In 1258 voltooiing van de eerste kerk, de Sint-Annakerk; deze kerk was anders georiënteerd dan de huidige: zij lag met haar ingang bij de Naamsestraat, dus een zuiver oost-westelijke oriëntering. Het klooster was onmiddellijk naast de stadswal gelegen, vlakbij de Clockempoort; de vestiging vormde de zuidelijke afbakening der kloostertuin; in 1630 werd deze wal door de minderbroeders verhoogd. In 1730 sloping der eerste kerk en van 1731 tot 1735 bouw van de huidige kerk, mogelijk onder leiding van de monnik Bolgrez. In 1780 werd de kerk verlaagd. In 1797 werd de orde opgeheven en de goederen verkocht; de franciscanen slaagden erin het goed op te kopen. In 1830 heropening van het klooster. 

Bij een bombardement in 1940 werd het grootste gedeelte van het klooster verwoest; het dak en een gedeelte van het mobilair der kerk gingen verloren. De kerk werd nog in hetzelfde jaar gerestaureerd en op haar oorspronkelijke hoogte van voor 1780 opgetrokken.

Onderschrift bij deze foto
Onderschrift bij deze foto

Het complex strekt zich uit tussen het Minderbroedersplein en de Capucienessenstraat. De noordgevel van kerk en klooster zijn naast elkaar gelegen aan de Minderbroedersstraat. De noordwestelijke gevel der kerk ligt aan het huidige Minderbroedersplein. Het complex bestaat uit een kloosterpand, ten zuidoosten aanleunend tegen de kerk, waaromheen vier vleugels zijn gegroepeerd; een tweede pand, eveneens omsloten door gebouwen, bevindt zich ten noordoosten hiervan. Ten zuidwesten van het eerste pand bevindt zich de sacristie van de kerk; ten zuidoosten, op de plaats van de vroegere infirmerie, recente gebouwen, evenals aan de zijde van de Capucienessenstraat (noordoosten). De kloostertuin is ten zuidwesten afgesloten door de oorspronkelijke stadswal; op de plaats van de huidige bergplaats bevond zich het vroegere pesthuis. Het zuidoostelijke gedeelte der kloostertuin behoorde vroeger toe aan het klooster der zusters visitandinen, gelegen in de Capucienessenstraat; bij de opheffing van het klooster in 1923 werd de tuin bij die der Minderbroeders gevoegd; goed onderhouden tuin met fraaie beuk; de noordoostelijke kloostermuur is die van het voormalig klooster der zusters visitandinen.

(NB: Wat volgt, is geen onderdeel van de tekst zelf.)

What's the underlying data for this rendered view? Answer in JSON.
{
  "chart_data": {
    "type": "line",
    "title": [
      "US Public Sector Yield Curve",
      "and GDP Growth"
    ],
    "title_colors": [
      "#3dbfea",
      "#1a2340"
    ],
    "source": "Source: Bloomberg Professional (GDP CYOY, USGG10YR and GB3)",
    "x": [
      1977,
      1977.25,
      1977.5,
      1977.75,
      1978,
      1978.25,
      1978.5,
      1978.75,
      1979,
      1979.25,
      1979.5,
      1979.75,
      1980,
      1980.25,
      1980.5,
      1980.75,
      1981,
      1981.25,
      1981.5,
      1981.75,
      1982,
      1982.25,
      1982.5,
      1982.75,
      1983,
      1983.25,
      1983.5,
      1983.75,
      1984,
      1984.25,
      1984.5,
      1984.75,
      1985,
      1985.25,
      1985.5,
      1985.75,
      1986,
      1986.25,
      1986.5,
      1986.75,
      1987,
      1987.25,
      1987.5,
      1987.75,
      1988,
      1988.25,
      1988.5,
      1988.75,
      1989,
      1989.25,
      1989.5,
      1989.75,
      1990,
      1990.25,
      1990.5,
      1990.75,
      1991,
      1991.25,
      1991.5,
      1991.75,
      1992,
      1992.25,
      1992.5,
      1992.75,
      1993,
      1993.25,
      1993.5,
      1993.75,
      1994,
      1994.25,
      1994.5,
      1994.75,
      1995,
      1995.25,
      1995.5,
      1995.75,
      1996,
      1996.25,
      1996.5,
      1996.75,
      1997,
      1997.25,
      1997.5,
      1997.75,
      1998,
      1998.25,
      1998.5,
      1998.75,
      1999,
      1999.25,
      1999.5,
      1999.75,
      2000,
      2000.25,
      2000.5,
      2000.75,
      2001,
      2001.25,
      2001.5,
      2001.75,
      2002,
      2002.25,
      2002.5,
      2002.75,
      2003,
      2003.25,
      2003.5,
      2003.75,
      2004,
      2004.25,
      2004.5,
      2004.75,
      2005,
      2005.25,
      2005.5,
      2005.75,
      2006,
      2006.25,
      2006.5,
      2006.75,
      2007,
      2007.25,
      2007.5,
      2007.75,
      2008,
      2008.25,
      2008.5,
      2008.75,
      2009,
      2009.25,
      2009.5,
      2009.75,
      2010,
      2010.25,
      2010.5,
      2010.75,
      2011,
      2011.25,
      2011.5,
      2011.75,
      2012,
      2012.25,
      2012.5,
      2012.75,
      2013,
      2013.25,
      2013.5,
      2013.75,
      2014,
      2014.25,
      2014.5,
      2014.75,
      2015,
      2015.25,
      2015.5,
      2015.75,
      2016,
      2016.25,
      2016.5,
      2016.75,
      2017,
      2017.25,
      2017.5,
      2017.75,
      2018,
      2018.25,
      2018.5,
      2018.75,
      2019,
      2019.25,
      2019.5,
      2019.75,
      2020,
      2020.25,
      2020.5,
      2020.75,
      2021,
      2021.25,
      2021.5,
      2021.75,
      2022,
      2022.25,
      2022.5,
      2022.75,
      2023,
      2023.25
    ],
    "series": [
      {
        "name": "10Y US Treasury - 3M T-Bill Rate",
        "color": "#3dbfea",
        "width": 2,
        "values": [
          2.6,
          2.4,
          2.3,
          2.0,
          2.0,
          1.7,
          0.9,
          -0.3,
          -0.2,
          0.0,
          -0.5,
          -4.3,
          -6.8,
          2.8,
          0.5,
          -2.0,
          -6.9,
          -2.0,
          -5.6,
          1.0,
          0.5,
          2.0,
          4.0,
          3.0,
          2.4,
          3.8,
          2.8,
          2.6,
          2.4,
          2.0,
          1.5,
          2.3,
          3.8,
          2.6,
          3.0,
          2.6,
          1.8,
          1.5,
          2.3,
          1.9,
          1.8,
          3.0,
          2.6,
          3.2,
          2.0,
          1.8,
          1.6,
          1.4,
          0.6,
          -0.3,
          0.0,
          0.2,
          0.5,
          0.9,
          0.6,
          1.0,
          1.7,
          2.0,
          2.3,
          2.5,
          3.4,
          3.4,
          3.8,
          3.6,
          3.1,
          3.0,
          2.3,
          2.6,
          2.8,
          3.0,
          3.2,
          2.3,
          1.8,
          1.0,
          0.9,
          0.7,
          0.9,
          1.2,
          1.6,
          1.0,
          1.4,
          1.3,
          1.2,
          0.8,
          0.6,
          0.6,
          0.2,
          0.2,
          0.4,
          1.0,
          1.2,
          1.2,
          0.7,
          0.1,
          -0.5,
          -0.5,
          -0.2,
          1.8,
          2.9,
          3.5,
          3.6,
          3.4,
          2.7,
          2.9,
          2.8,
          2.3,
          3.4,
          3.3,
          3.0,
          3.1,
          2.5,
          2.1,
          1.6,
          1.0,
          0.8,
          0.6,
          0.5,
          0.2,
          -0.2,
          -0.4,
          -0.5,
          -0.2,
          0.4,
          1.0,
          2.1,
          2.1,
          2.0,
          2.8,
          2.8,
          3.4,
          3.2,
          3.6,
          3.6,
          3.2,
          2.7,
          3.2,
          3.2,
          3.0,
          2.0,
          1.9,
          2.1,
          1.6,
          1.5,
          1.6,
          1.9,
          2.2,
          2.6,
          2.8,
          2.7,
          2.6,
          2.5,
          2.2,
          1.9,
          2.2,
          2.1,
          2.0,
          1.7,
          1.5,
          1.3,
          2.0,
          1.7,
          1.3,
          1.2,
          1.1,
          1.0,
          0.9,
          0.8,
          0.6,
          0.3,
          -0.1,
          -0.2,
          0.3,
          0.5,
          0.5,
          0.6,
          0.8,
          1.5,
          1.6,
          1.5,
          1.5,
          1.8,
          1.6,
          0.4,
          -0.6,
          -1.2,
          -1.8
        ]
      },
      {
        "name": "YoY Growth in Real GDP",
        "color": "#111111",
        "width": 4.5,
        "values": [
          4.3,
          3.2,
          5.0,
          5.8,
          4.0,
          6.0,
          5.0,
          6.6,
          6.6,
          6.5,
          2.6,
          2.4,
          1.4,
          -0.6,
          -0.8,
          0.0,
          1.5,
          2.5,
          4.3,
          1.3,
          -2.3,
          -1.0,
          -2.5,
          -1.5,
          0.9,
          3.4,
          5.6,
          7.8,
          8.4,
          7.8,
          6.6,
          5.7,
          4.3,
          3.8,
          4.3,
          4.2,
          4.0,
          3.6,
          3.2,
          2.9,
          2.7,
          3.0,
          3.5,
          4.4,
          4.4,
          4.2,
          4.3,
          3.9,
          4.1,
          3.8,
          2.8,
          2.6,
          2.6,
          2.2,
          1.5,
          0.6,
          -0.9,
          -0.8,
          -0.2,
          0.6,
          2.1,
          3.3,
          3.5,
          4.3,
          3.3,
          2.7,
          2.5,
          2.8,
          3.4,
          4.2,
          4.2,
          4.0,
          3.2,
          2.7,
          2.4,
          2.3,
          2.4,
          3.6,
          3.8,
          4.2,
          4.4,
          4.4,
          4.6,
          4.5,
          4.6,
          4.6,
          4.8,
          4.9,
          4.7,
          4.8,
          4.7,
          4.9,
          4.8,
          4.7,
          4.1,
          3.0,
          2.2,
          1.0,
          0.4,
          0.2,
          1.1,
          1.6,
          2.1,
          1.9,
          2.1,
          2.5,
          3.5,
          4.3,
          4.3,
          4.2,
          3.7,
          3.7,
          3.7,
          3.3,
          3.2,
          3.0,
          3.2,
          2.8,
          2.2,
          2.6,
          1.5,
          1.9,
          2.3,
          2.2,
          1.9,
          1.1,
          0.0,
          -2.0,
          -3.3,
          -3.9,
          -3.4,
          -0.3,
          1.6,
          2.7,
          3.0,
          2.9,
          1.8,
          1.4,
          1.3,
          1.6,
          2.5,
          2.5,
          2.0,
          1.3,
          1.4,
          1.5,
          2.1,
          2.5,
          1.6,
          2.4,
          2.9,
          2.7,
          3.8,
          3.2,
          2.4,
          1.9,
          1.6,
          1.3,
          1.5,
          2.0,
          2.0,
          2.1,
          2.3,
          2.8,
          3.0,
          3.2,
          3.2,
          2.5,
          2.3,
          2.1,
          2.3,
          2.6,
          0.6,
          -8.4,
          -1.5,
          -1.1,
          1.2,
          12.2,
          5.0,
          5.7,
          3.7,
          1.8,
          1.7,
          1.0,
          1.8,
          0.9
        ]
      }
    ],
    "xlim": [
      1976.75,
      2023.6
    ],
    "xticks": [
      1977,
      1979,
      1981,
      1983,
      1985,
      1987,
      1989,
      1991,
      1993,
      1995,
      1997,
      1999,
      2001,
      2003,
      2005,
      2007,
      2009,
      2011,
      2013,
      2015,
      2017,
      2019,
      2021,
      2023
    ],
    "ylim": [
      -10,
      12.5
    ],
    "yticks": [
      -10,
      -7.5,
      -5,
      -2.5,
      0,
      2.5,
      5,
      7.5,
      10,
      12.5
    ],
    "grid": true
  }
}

De kloosterkerk Sint-Franciscus Solanus, noordoostelijk-zuidwestelijk georiënteerd, vormt het hoekpand der Minderbroedersstraat; de voorgevel maakt deel uit van de straatwand.

De plattegrond beschrijft een ruime zaalkerk van zeven traveeën en een smaller koor van vijf rechte traveeën met driezijdige sluiting, aan de noordwestzijde door een sacristie geflankeerd. De zuidoostzijde gaat schuil achter de kloostergebouwen. Bakstenen gebouw op een vrij hoge, kalkstenen plint; mergelstenen hoekbanden; zadeldaken (leien), met klokkenruiter boven de rechte koortravee.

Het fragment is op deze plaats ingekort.